7…мыслью о сближении Православной и Англиканской церкви. — Начало попыток к сближению Англиканской церкви с Православною относится к первой четверти XVIII в. В XIX в. это сближение связано с именем архидиакона Пальмера, планы которого присоединиться к православию не осуществились, и он вместе с выдающимся богословом Ньюманом присоединился к Римской церкви.
8Кинглек А.-В. (1810—1891) — английский политичический деятель, писатель.
9 О. А. Новикова — автор ряда трудов по русскому и славянскому вопросу: Is Russia wrong? London, 1878, Friends, or foes? London, 1879, Russia and England, a protes and an appeal. London, 1880, Skobeleff abd the Slavonic Cause. London,1884.

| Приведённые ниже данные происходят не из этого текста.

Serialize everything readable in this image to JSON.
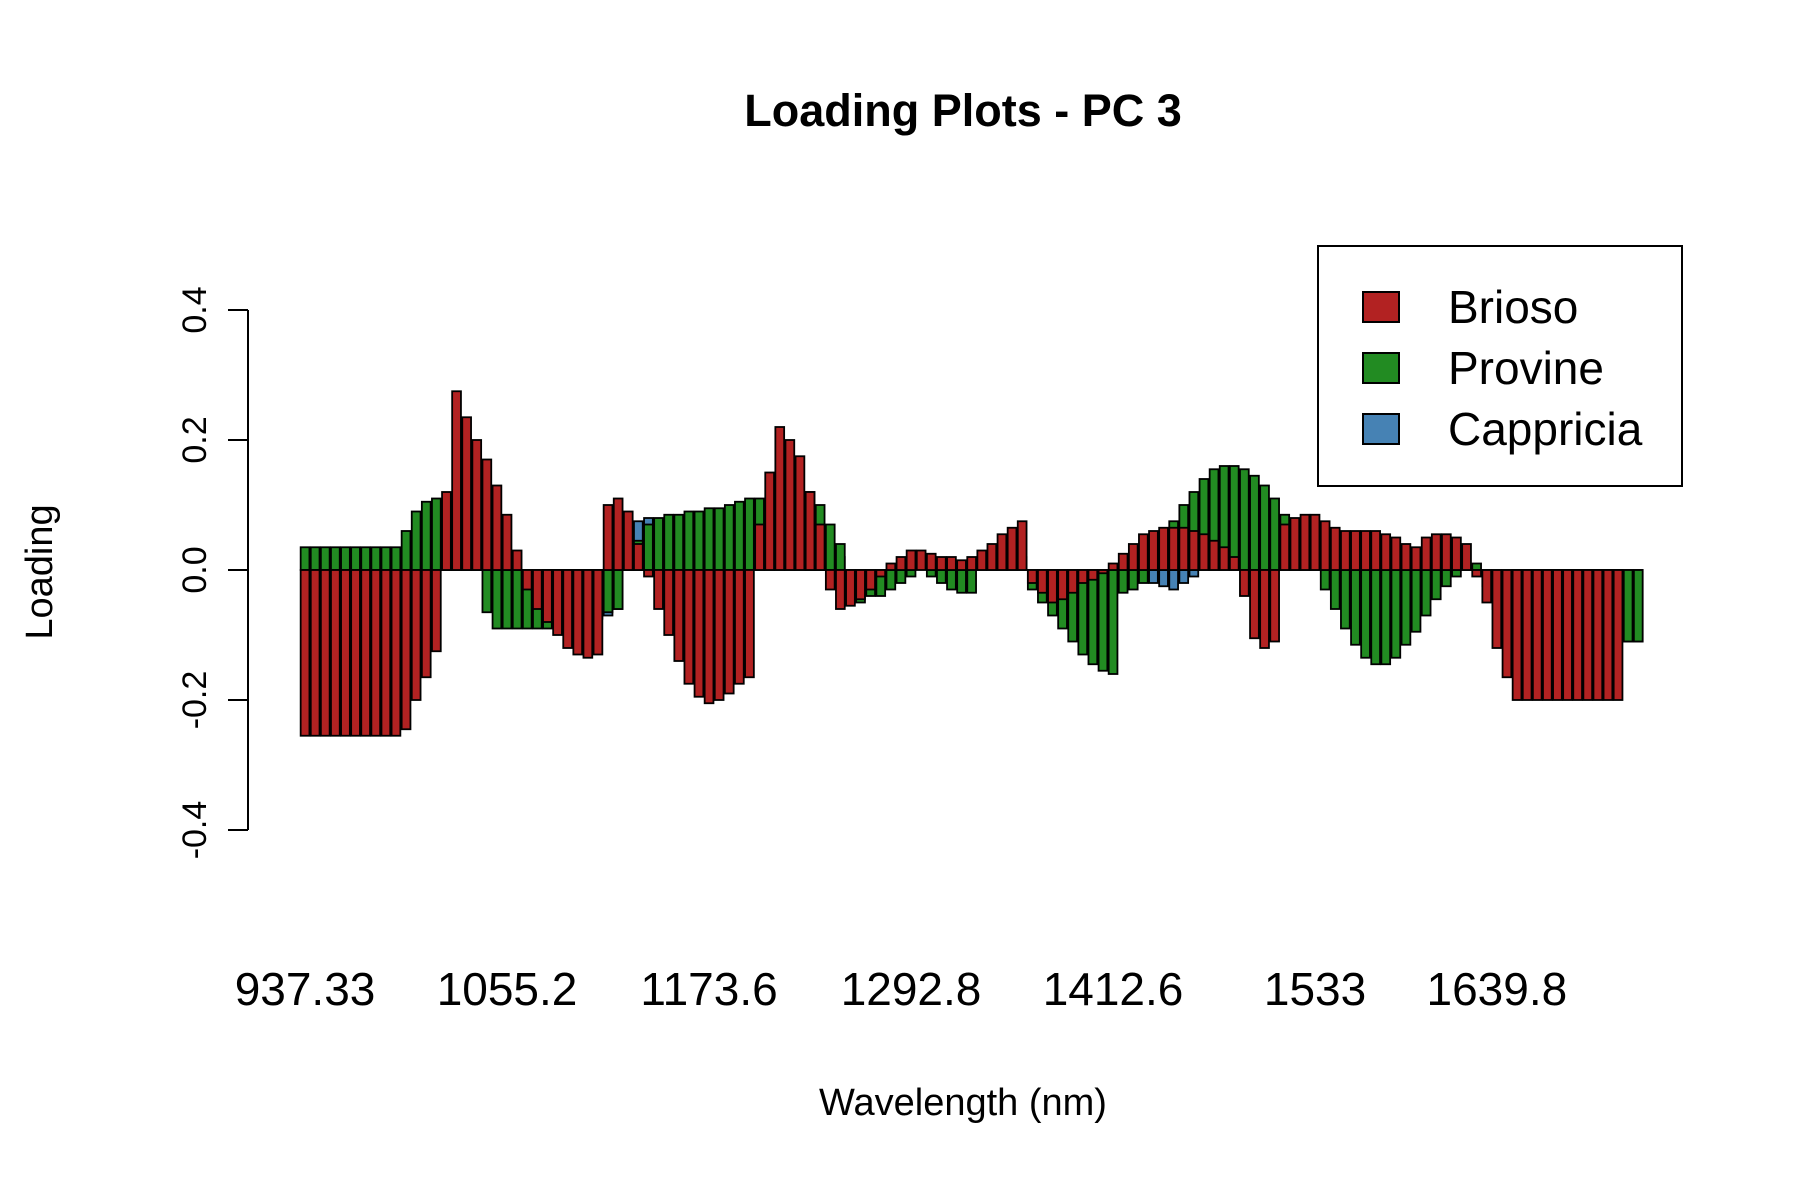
{
  "chart_data": {
    "type": "bar",
    "title": "Loading Plots - PC 3",
    "xlabel": "Wavelength (nm)",
    "ylabel": "Loading",
    "ylim": [
      -0.4,
      0.4
    ],
    "yticks": [
      -0.4,
      -0.2,
      0.0,
      0.2,
      0.4
    ],
    "ytick_labels": [
      "-0.4",
      "-0.2",
      "0.0",
      "0.2",
      "0.4"
    ],
    "xtick_labels": [
      "937.33",
      "1055.2",
      "1173.6",
      "1292.8",
      "1412.6",
      "1533",
      "1639.8"
    ],
    "xtick_bar_index": [
      0,
      20,
      40,
      60,
      80,
      100,
      118
    ],
    "legend": {
      "position": "top-right",
      "entries": [
        "Brioso",
        "Provine",
        "Cappricia"
      ]
    },
    "colors": {
      "Brioso": "#b22222",
      "Provine": "#228b22",
      "Cappricia": "#4682b4"
    },
    "grid": false,
    "stacked": false,
    "n_bars": 131,
    "series": [
      {
        "name": "Cappricia",
        "values": [
          0,
          0,
          0,
          0,
          0,
          0,
          0,
          0,
          0,
          0,
          0,
          0,
          0,
          0,
          0.035,
          0.07,
          0.095,
          0.12,
          0.09,
          0.05,
          0.02,
          0,
          0,
          0,
          -0.01,
          -0.025,
          -0.045,
          -0.06,
          -0.07,
          -0.075,
          -0.07,
          -0.06,
          0.025,
          0.075,
          0.08,
          0.075,
          0.05,
          0.03,
          0.01,
          0,
          0,
          0,
          0,
          0,
          0,
          0,
          0,
          0,
          0,
          0,
          0.07,
          0.065,
          0.04,
          0.02,
          0,
          0,
          0,
          0,
          0,
          0,
          0,
          0,
          0,
          0,
          0,
          0,
          0,
          0,
          0,
          0,
          0,
          0,
          0,
          0,
          0,
          0,
          0,
          0,
          0,
          0,
          0,
          -0.005,
          -0.01,
          -0.015,
          -0.02,
          -0.025,
          -0.03,
          -0.02,
          -0.01,
          0,
          0,
          0,
          0,
          0,
          0,
          0,
          0,
          0,
          0,
          0,
          0,
          0,
          0,
          0,
          0,
          0,
          0,
          0,
          0,
          0,
          0,
          0,
          0,
          0,
          0,
          0,
          0,
          0,
          0,
          0,
          -0.02,
          -0.04,
          -0.07,
          -0.09,
          -0.11,
          -0.11,
          -0.11,
          -0.11,
          -0.11,
          -0.11,
          -0.11,
          -0.11,
          -0.11
        ]
      },
      {
        "name": "Provine",
        "values": [
          0.035,
          0.035,
          0.035,
          0.035,
          0.035,
          0.035,
          0.035,
          0.035,
          0.035,
          0.035,
          0.06,
          0.09,
          0.105,
          0.11,
          0.1,
          0.115,
          0.075,
          0.015,
          -0.065,
          -0.09,
          -0.09,
          -0.09,
          -0.09,
          -0.09,
          -0.09,
          -0.09,
          -0.085,
          -0.08,
          -0.075,
          -0.07,
          -0.065,
          -0.06,
          0.015,
          0.045,
          0.07,
          0.08,
          0.085,
          0.085,
          0.09,
          0.09,
          0.095,
          0.095,
          0.1,
          0.105,
          0.11,
          0.11,
          0.11,
          0.105,
          0.08,
          0.1,
          0.12,
          0.1,
          0.07,
          0.04,
          -0.05,
          -0.05,
          -0.04,
          -0.04,
          -0.03,
          -0.02,
          -0.01,
          0,
          -0.01,
          -0.02,
          -0.03,
          -0.035,
          -0.035,
          0.01,
          0.025,
          0.03,
          0.025,
          0.02,
          -0.03,
          -0.05,
          -0.07,
          -0.09,
          -0.11,
          -0.13,
          -0.145,
          -0.155,
          -0.16,
          -0.035,
          -0.03,
          -0.02,
          0.01,
          0.05,
          0.075,
          0.1,
          0.12,
          0.14,
          0.155,
          0.16,
          0.16,
          0.155,
          0.145,
          0.13,
          0.11,
          0.085,
          0.055,
          0.02,
          0.005,
          -0.03,
          -0.06,
          -0.09,
          -0.115,
          -0.135,
          -0.145,
          -0.145,
          -0.135,
          -0.115,
          -0.095,
          -0.07,
          -0.045,
          -0.025,
          -0.01,
          0.005,
          0.01,
          -0.025,
          -0.06,
          -0.1,
          -0.13,
          -0.155,
          -0.16,
          -0.16,
          -0.16,
          -0.13,
          -0.11,
          -0.11,
          -0.11,
          -0.11,
          -0.11,
          -0.11,
          -0.11
        ]
      },
      {
        "name": "Brioso",
        "values": [
          -0.255,
          -0.255,
          -0.255,
          -0.255,
          -0.255,
          -0.255,
          -0.255,
          -0.255,
          -0.255,
          -0.255,
          -0.245,
          -0.2,
          -0.165,
          -0.125,
          0.12,
          0.275,
          0.235,
          0.2,
          0.17,
          0.13,
          0.085,
          0.03,
          -0.03,
          -0.06,
          -0.08,
          -0.1,
          -0.12,
          -0.13,
          -0.135,
          -0.13,
          0.1,
          0.11,
          0.09,
          0.04,
          -0.01,
          -0.06,
          -0.1,
          -0.14,
          -0.175,
          -0.195,
          -0.205,
          -0.2,
          -0.19,
          -0.175,
          -0.165,
          0.07,
          0.15,
          0.22,
          0.2,
          0.175,
          0.12,
          0.07,
          -0.03,
          -0.06,
          -0.055,
          -0.045,
          -0.03,
          -0.01,
          0.01,
          0.02,
          0.03,
          0.03,
          0.025,
          0.02,
          0.02,
          0.015,
          0.02,
          0.03,
          0.04,
          0.055,
          0.065,
          0.075,
          -0.02,
          -0.035,
          -0.05,
          -0.045,
          -0.035,
          -0.02,
          -0.015,
          -0.005,
          0.01,
          0.025,
          0.04,
          0.055,
          0.06,
          0.065,
          0.065,
          0.065,
          0.06,
          0.055,
          0.045,
          0.035,
          0.02,
          -0.04,
          -0.105,
          -0.12,
          -0.11,
          0.07,
          0.08,
          0.085,
          0.085,
          0.075,
          0.065,
          0.06,
          0.06,
          0.06,
          0.06,
          0.055,
          0.05,
          0.04,
          0.035,
          0.05,
          0.055,
          0.055,
          0.05,
          0.04,
          -0.01,
          -0.05,
          -0.12,
          -0.165,
          -0.2,
          -0.2,
          -0.2,
          -0.2,
          -0.2,
          -0.2,
          -0.2,
          -0.2,
          -0.2,
          -0.2,
          -0.2
        ]
      }
    ]
  }
}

10…ее брат поступил на службу добровольцем и был убит. — Николай Алексеевич Киреев (1841—1876) организовал в 1876 г. отправку добровольцев в Сербию, куда затем отправился и сам, вступив в состав сербской армии. Убит 12 сентября 1876 г. под Раковицами.
11Гладстон В.-Ю. (1809—1898) — английский государственный деятель.
12Дизраэли Б. (1804—1881) — английский государственный деятель, писатель.
13КарлейльТ. (1795—1881) — английский философ, историк и писатель. Вл. С. Соловьев получил прозвание ‘русский Карлейль’.
14Гаррисон Ф. (1831—?) — английский философ-позитивист, юрист, профессор международного права.
15Рольстон В. (1829—1889) — английский писатель, изучал русские народные сказки и песни, между 1868 и 1875 гг. посетил Россию четыре раза.